Sturmtiger

...from Panzerwrecks

Title: Sturmtiger
Author: Lee Archer & Timm Haasler
Publisher: Panzerwrecks
ISBN: 978-1-908032-23-2

The Combat History of Sturmmorser Kompanies 1000-1002, a super new 176-page hardcover book from Panzerwrecks. A landscape format book, mixing a marvellous collection of archive images with fine artwork from Filipe Rodna and text which has all the detail I think we could want on this particular variant on the Tiger I chassis, and its' unusual armament.
One of the first things to impress me was the inclusion of a fold-out sheet with a map, tucked between the pages of the book, showing the different locations where the Sturmtiger was used in combat. Bear in mind that there were only 18 of these vehicles made, and only issued to the 3 units mentioned in the sub-title of the book.

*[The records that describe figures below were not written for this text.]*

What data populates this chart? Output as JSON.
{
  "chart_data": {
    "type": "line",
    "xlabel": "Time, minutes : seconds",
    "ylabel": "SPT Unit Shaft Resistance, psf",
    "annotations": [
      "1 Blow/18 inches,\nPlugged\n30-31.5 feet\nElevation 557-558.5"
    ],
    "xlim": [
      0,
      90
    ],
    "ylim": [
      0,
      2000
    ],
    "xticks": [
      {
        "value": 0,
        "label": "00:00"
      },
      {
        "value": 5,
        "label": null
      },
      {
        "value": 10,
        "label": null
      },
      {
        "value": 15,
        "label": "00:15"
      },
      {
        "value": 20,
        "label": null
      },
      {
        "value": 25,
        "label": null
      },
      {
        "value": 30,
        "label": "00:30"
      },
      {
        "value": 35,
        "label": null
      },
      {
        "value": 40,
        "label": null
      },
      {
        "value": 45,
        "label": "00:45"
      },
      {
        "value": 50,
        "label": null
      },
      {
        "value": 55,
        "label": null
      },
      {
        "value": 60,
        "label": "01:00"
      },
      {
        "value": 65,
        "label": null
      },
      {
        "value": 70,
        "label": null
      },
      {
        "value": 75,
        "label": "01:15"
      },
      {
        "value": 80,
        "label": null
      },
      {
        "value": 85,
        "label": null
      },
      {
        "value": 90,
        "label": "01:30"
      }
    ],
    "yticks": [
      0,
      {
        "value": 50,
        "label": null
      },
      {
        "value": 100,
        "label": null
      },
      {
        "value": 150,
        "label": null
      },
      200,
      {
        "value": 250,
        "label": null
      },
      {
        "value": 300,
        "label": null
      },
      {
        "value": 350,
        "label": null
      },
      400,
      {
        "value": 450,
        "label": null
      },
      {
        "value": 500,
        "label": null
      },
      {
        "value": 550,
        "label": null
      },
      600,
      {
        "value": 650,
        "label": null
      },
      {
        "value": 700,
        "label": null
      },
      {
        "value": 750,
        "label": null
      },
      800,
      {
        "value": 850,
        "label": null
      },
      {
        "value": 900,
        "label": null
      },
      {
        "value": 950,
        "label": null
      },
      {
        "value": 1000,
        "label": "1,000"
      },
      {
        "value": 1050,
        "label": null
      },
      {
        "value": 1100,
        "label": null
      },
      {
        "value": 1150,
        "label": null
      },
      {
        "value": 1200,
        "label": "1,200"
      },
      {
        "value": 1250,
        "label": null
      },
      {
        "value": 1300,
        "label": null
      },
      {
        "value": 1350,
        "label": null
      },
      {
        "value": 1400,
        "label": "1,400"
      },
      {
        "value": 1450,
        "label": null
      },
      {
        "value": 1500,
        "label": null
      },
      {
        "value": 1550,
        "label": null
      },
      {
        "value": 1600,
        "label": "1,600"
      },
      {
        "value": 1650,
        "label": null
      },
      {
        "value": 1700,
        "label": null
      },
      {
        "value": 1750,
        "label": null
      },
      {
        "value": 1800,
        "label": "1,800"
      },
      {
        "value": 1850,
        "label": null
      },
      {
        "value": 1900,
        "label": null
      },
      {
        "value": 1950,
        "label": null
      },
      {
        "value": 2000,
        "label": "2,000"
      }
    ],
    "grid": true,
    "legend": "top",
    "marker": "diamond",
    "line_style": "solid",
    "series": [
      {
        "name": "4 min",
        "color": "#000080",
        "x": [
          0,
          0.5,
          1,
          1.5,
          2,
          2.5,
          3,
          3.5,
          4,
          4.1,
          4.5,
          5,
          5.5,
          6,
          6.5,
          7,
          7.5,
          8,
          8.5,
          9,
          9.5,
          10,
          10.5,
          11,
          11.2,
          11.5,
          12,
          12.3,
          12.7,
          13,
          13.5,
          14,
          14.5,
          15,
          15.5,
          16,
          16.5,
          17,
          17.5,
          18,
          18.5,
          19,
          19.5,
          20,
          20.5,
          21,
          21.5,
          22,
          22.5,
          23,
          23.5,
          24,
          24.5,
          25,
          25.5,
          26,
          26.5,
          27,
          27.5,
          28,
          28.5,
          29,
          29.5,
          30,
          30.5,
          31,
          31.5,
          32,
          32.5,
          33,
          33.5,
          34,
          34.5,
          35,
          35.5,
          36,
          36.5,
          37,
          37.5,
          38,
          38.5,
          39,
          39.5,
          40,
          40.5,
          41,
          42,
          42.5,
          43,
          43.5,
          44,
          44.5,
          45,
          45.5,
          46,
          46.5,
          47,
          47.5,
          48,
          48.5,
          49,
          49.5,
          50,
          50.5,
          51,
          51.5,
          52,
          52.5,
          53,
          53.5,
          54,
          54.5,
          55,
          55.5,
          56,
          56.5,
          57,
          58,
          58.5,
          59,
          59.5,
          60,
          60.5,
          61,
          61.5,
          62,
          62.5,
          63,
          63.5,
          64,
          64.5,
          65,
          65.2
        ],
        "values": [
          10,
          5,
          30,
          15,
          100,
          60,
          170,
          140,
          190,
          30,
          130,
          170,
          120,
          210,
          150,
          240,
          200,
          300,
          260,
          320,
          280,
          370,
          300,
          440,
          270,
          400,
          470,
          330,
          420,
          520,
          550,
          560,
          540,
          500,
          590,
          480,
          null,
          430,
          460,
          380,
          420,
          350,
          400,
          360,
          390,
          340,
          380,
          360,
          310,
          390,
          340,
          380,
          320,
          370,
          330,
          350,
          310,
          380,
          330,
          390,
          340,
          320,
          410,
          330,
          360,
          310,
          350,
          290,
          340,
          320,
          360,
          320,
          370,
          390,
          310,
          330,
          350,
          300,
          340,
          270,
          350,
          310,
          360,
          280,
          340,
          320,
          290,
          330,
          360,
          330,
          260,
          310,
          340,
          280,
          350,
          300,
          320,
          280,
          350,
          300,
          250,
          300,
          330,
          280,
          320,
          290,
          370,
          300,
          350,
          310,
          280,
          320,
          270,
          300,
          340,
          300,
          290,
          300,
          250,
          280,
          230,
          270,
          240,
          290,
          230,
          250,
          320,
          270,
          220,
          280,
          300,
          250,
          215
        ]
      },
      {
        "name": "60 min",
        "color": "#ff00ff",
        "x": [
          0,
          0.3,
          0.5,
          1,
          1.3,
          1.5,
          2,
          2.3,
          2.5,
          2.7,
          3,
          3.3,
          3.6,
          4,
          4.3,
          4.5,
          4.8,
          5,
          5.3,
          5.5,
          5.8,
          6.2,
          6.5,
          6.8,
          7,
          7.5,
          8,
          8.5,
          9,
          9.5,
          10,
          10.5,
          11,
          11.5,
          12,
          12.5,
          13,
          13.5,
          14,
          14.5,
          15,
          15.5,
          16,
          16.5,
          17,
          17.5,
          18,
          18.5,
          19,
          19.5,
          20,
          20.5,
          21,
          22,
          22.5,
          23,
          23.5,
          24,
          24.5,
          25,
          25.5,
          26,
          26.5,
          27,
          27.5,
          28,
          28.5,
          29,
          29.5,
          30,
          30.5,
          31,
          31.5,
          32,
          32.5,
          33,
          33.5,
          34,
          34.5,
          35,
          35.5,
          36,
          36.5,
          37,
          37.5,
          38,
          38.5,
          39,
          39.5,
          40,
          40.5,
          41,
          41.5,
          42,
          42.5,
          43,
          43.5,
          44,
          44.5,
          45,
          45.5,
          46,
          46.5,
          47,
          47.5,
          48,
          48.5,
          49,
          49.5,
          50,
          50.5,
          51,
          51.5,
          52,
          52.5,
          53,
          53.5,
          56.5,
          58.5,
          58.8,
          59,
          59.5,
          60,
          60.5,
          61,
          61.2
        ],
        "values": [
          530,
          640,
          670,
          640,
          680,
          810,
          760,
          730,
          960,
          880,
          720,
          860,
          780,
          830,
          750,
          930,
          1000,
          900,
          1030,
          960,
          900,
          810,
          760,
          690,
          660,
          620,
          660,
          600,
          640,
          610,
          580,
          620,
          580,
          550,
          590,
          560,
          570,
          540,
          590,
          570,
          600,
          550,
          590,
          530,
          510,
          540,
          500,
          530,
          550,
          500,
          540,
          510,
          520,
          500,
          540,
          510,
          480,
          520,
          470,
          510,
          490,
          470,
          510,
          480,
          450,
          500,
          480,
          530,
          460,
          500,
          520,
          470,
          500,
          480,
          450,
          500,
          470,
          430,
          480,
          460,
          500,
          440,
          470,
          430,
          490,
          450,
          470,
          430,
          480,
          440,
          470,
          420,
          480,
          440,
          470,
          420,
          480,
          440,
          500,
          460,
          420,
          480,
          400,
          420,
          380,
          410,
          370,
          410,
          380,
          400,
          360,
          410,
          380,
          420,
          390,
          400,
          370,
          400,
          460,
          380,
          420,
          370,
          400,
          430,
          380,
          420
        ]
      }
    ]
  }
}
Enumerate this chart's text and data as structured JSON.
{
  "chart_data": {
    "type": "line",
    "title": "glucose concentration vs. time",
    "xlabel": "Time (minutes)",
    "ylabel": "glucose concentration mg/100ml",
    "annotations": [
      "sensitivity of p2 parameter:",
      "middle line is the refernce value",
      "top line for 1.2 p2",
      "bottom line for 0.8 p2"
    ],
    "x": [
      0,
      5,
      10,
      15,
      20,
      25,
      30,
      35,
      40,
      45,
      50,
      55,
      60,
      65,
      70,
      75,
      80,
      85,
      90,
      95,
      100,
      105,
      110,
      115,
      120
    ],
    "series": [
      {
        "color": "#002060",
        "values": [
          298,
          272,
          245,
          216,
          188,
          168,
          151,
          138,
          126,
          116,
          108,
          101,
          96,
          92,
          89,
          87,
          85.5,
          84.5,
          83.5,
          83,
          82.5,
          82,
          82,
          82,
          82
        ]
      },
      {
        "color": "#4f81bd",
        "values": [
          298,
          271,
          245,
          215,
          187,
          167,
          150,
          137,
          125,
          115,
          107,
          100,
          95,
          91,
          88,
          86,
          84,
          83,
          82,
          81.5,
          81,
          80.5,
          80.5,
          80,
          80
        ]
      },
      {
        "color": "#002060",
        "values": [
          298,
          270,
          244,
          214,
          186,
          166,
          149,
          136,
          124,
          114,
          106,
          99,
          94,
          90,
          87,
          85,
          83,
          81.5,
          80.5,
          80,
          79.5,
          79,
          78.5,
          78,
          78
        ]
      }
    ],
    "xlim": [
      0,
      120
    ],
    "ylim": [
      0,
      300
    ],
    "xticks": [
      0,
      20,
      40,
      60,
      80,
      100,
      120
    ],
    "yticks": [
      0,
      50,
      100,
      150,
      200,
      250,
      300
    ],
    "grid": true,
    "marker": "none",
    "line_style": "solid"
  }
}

Some of the images of abandoned Sturmtigers are well known, but the authors have tracked down a number of additional pictures showing the same vehicles over time, as more and more other sightseers take the opportunity to be photographed with them. Just 18 examples of the Sturmtiger were built, not as new build tanks, but the projector and superstructure fitted to the chassis of Tigers that had been returned to the workshops for repair. The book gives the development story, with the 38cm weapon originally developed for the Kriegsmarine but adapted for use by the army. Two types of projectile were made and these are described in detail and well illustrated, including colour artwork. They were rockets. Developed with the idea of being used against concrete defensive positions, or buildings, they were first used in Warsaw in 1944, where a round could easily demolish a while city building. In addition to the fantastic collection of archive images, which are reproduced at full page size, there is super colour artwork illustrating 9 specific examples when they were captured. Interesting to see that most of these appear to have been finished in the late war Ambush style camouflage. With the combat history of the units included, along with plenty of data tables showing the unit returns of both equipment and personnel within the Appendices, along with the US Ordnance Dept detailed report on the weapon.
This is a marvellous and detailed piece of work on the history of this very distinctive AFV. As well as the AFV historian though, modellers will love this for the detail on show in the photos, both inside and out. There is a 1/35 kit of the Sturmtiger with interior detail so this has to be the ideal reference for anyone building one, and equally plenty of inspiration for diorama ideas. Recommended without hesitation.
Thanks to Panzerwrecks for our review copy.